I was too busy whimpering to answer. I figured my rib was broken, or at least pushed out of place. But it would pass, I thought. Unfortunately, it hasn’t yet, and I’m very tired of being in pain. I’m not any good at it. There is a smugness to people like me who have skipped through life missing out on the hard stuff. Yes, I went through childbirth. It was bloody awful, both words being accurate. But half the human race does it, so it’s hardly a unique situation.
I went through a bad toothache experience once. I was in Montreal and ended up having to see a dentist about a root canal. Right before I went on national television, I was given very serious sedatives. I’m not sure anyone but family or close friends would have realized how absolutely stoned I was. And in a bizarre twist of fate, I had to keep repeating the words ‘Swarovski Crystal.’
Aside from that, and from shingles, which were not fun, I haven’t suffered much in my life. I know people who live with all kinds of pain. I pray for them, think about them. But I never really understood what it was like to have pain every day, all day. And night. Rolling over in bed, I sound like I’m either in labour or having very kinky sex. Don’t worry, dear neighbors, who can hear me through the open window. Neither is true. My rib is far too sore for any kind of shenanigans.

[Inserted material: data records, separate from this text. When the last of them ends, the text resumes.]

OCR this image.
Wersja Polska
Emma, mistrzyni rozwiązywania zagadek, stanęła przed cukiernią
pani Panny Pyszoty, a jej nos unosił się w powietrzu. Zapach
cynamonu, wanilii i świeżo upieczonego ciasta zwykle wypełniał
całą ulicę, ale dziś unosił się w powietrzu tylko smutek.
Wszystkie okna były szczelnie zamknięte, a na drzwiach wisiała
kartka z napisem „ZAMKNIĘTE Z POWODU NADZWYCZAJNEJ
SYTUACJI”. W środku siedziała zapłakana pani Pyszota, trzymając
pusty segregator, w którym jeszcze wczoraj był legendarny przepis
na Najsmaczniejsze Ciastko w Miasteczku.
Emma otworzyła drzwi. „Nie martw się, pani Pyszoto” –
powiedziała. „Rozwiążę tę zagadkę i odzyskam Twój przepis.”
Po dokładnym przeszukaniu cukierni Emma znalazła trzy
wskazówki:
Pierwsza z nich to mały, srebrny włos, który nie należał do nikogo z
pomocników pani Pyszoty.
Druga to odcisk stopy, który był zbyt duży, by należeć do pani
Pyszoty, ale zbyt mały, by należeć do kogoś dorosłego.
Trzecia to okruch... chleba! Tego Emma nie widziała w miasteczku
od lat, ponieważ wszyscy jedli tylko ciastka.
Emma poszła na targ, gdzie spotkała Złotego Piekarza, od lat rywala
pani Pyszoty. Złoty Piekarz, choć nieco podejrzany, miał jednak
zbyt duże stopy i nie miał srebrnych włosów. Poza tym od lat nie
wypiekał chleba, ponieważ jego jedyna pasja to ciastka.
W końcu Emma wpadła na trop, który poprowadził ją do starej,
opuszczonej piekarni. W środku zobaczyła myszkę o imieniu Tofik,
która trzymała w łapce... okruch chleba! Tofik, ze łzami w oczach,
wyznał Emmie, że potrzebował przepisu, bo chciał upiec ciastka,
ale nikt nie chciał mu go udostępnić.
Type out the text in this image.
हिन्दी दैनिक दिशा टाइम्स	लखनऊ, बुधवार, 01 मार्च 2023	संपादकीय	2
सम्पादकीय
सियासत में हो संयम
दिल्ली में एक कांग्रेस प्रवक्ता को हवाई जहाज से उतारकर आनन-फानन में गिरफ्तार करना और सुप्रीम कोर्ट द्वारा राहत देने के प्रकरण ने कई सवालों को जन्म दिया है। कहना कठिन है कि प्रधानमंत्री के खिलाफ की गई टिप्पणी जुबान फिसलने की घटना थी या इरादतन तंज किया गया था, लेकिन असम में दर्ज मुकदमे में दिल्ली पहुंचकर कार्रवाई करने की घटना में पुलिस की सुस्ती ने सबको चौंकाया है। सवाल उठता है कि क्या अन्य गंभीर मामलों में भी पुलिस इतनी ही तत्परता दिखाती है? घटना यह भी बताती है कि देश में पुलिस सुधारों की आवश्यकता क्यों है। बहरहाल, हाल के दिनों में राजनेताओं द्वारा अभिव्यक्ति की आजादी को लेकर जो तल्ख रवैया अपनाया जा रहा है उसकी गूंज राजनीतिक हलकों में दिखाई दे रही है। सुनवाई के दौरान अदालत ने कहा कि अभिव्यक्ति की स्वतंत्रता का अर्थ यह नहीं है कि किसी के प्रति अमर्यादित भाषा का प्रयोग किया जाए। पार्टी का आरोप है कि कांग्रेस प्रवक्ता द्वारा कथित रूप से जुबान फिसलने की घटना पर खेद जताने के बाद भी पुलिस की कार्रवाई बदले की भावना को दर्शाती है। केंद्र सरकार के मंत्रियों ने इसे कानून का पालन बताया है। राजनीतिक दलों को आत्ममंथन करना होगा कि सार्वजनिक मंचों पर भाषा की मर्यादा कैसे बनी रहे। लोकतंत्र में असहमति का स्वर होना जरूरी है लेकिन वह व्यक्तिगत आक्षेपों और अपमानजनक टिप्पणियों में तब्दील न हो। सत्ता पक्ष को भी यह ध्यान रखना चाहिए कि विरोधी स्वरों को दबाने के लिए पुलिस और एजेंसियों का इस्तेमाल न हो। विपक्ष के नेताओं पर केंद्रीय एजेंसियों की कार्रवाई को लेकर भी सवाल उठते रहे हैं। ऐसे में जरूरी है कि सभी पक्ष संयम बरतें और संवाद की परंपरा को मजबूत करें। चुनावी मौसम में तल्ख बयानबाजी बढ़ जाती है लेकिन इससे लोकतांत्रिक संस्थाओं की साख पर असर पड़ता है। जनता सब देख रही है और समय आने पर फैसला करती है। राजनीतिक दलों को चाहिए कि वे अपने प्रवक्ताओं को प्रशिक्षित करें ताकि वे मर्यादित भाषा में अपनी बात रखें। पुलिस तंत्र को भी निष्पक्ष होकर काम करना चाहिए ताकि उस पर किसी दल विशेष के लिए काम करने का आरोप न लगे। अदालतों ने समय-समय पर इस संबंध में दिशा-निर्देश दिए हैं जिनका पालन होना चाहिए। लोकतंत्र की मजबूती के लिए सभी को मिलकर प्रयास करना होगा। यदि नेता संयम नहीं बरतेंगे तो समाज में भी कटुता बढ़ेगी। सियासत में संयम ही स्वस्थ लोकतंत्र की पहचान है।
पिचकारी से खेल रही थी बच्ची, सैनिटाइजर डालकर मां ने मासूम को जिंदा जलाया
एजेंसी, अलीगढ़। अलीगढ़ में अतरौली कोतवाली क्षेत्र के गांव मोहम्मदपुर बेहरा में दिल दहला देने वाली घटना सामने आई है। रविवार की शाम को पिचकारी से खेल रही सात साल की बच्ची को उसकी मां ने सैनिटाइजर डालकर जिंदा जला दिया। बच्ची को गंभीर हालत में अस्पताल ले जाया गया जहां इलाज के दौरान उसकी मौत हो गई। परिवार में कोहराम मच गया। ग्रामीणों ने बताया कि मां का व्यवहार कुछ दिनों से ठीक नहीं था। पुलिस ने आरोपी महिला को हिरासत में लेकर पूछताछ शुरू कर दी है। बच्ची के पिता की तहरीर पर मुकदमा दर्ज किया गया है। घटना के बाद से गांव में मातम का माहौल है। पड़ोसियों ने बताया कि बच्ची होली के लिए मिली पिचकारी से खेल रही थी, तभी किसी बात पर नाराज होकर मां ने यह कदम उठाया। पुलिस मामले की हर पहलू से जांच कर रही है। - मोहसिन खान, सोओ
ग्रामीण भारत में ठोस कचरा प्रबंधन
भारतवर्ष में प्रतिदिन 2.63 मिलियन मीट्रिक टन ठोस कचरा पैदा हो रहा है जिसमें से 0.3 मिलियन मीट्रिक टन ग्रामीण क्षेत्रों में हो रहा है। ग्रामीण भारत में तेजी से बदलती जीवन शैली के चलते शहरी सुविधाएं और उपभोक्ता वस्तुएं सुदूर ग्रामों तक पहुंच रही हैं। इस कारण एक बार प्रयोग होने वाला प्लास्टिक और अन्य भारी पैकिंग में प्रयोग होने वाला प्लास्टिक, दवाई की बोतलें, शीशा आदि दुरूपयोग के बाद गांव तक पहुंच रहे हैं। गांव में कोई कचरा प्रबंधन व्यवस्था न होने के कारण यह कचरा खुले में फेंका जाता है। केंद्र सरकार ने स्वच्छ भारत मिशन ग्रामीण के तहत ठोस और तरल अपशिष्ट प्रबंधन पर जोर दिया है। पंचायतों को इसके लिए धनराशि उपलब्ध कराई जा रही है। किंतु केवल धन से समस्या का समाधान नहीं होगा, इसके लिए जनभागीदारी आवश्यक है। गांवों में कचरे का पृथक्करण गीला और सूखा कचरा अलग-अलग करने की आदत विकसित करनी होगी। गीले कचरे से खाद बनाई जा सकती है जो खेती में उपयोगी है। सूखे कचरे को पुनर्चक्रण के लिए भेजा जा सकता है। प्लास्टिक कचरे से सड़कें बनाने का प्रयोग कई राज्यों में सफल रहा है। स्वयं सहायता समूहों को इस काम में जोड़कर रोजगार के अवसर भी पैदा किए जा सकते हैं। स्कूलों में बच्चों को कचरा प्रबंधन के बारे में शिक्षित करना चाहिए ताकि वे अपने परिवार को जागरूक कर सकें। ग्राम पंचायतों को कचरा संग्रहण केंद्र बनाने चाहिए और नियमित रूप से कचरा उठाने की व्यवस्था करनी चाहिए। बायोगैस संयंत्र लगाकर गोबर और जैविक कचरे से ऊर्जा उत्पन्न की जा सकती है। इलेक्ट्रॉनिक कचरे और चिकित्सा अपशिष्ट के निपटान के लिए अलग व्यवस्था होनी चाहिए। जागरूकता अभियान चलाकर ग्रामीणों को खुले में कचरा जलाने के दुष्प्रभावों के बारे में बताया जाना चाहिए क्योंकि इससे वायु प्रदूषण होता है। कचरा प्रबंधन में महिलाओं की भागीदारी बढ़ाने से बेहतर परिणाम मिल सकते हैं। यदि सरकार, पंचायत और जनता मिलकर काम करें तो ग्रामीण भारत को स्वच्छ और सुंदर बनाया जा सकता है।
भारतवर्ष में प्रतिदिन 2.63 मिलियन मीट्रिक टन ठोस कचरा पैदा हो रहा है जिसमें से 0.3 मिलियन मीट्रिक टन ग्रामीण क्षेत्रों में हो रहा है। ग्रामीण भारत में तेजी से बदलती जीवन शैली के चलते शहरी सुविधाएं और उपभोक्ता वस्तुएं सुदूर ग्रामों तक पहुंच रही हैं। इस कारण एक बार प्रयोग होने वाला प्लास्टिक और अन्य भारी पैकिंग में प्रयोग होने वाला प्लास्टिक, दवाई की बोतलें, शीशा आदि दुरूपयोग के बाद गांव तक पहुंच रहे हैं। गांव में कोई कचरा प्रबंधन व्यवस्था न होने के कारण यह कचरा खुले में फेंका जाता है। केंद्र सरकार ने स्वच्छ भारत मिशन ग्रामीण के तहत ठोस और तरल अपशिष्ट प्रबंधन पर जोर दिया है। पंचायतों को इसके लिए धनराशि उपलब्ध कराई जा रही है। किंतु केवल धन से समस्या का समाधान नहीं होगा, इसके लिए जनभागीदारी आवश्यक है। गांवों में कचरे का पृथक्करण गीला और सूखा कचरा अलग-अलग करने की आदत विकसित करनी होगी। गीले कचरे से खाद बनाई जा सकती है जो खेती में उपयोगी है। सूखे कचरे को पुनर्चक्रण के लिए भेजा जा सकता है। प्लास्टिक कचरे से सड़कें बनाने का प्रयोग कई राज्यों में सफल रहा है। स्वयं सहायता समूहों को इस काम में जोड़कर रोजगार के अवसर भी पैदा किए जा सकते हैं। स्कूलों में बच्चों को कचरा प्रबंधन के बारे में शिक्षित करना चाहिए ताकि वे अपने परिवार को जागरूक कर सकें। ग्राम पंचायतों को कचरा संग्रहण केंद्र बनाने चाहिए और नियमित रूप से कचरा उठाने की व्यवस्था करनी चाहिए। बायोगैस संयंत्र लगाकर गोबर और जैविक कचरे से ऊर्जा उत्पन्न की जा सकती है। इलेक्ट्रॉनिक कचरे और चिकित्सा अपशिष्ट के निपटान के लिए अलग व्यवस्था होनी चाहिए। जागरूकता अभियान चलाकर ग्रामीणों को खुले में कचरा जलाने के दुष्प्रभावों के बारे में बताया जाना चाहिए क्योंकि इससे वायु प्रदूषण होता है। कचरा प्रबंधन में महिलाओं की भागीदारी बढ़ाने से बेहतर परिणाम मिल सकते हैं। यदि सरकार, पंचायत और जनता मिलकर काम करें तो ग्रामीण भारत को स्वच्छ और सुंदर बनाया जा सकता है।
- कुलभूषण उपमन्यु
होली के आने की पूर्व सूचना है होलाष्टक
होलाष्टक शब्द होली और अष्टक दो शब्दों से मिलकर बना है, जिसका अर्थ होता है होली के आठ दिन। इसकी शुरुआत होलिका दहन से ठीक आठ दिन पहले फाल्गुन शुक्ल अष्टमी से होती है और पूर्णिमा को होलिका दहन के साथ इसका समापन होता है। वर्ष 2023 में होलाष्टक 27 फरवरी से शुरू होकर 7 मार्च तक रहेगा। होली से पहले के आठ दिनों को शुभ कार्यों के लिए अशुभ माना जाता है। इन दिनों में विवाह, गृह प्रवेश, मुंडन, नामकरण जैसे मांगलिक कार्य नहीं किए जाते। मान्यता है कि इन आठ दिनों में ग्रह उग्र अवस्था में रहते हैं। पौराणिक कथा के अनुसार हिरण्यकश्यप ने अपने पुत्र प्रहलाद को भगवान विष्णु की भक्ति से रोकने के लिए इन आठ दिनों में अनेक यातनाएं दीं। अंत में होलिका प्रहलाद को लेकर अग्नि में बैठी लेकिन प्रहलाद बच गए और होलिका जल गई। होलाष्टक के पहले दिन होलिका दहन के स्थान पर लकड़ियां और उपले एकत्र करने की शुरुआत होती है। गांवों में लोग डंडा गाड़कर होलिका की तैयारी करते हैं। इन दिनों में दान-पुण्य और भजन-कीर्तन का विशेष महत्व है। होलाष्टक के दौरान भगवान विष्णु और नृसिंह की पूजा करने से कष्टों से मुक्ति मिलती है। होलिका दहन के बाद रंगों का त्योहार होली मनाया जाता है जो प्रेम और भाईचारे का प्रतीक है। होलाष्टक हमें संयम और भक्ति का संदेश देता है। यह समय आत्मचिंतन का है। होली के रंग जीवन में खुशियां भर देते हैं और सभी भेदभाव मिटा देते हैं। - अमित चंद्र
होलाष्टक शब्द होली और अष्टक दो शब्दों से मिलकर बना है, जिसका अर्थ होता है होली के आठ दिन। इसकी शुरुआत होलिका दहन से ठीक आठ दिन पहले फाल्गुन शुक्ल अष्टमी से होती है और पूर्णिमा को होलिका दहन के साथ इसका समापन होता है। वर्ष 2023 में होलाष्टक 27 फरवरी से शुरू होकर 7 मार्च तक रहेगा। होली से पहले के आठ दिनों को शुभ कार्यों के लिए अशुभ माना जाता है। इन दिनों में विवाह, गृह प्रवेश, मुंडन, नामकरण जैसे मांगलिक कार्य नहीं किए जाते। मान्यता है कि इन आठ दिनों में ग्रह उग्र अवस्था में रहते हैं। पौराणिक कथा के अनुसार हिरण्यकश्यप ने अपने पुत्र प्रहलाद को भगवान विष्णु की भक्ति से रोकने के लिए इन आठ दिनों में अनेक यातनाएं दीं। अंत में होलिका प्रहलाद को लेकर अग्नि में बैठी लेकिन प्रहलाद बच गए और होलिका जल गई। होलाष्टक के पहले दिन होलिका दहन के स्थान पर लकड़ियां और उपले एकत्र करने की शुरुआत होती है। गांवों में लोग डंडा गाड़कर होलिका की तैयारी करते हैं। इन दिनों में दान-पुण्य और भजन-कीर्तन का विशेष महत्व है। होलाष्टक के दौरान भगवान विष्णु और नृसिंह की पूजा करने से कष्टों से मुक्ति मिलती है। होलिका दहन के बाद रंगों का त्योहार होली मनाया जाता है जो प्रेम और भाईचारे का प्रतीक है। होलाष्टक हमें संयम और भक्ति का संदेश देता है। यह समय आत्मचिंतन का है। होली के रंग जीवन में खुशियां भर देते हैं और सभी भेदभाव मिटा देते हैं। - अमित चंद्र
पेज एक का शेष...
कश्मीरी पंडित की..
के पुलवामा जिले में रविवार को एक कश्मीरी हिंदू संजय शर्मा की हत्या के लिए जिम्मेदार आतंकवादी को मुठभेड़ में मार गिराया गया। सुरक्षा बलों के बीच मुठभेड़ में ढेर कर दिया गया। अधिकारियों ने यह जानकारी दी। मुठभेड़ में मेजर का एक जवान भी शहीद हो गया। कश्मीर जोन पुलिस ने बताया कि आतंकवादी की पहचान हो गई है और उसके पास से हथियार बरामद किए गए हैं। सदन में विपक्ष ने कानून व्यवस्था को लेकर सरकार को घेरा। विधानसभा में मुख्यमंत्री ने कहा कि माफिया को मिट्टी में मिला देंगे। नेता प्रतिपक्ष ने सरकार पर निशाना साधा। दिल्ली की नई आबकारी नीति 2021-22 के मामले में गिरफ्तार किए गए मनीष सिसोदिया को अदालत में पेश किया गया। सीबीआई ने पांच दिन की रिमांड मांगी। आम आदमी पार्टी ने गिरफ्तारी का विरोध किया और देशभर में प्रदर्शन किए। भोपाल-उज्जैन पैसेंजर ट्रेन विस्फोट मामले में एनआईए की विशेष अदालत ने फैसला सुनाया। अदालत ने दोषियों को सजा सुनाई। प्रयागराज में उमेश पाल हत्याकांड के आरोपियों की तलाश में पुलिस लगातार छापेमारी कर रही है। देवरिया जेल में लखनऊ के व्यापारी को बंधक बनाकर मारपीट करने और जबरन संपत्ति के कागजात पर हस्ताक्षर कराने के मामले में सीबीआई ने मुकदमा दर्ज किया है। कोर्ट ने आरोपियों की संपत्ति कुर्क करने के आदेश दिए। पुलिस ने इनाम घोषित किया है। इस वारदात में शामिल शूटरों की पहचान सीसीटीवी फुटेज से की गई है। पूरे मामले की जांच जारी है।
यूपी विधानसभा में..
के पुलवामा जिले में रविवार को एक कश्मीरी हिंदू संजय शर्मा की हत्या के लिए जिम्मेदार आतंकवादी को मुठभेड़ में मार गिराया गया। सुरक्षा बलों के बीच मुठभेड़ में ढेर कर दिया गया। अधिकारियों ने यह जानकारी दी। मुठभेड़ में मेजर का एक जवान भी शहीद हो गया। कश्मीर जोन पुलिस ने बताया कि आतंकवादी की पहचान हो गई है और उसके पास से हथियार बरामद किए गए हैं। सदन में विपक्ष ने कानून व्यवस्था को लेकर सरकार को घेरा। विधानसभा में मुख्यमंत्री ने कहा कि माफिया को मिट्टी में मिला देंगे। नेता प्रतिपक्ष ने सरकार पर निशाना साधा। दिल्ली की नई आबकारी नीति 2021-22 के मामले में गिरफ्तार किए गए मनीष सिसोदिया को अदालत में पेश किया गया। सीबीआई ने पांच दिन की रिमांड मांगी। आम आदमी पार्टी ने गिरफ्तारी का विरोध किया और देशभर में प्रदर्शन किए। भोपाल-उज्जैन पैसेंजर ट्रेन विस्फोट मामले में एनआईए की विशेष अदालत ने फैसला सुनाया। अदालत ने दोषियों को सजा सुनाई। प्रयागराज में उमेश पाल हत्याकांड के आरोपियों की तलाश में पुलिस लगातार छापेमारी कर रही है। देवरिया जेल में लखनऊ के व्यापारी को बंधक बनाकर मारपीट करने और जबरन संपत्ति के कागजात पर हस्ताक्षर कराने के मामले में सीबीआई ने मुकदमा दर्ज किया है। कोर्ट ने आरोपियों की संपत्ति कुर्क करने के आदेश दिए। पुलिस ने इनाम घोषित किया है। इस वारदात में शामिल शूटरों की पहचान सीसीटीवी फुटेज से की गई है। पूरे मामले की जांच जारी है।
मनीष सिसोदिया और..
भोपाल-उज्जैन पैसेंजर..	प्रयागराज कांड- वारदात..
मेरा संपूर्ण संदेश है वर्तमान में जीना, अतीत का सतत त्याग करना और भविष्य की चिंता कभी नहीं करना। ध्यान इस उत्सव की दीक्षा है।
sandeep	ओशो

I have a new appreciation for those who live with pain. I know that mine will pass eventually, but for many, it will not. When I meet these people on the street or at the grocery store, complaining is not the first thing they do. Many have the ability to shove it behind them and just get on with things. Whereas I want to stop strangers in the street, take their arm and make serious eye contact. “I’m really hurting right now,” I’d like to say. This need to share, no surprise to my readers, has taken me by surprise. It’s as if I can’t believe the unfairness of it all.
When you think about how most of the world lives, what’s fair, anyway? I’ve had more than my share of blessings. I should be able to serve my time in the pit of despair with a brave smile. Alas. The people I know who suffer on a daily basis have made it look easier than it is. The art of suffering involves a lip of the stiffest kind. Mine is obviously made of play-dough.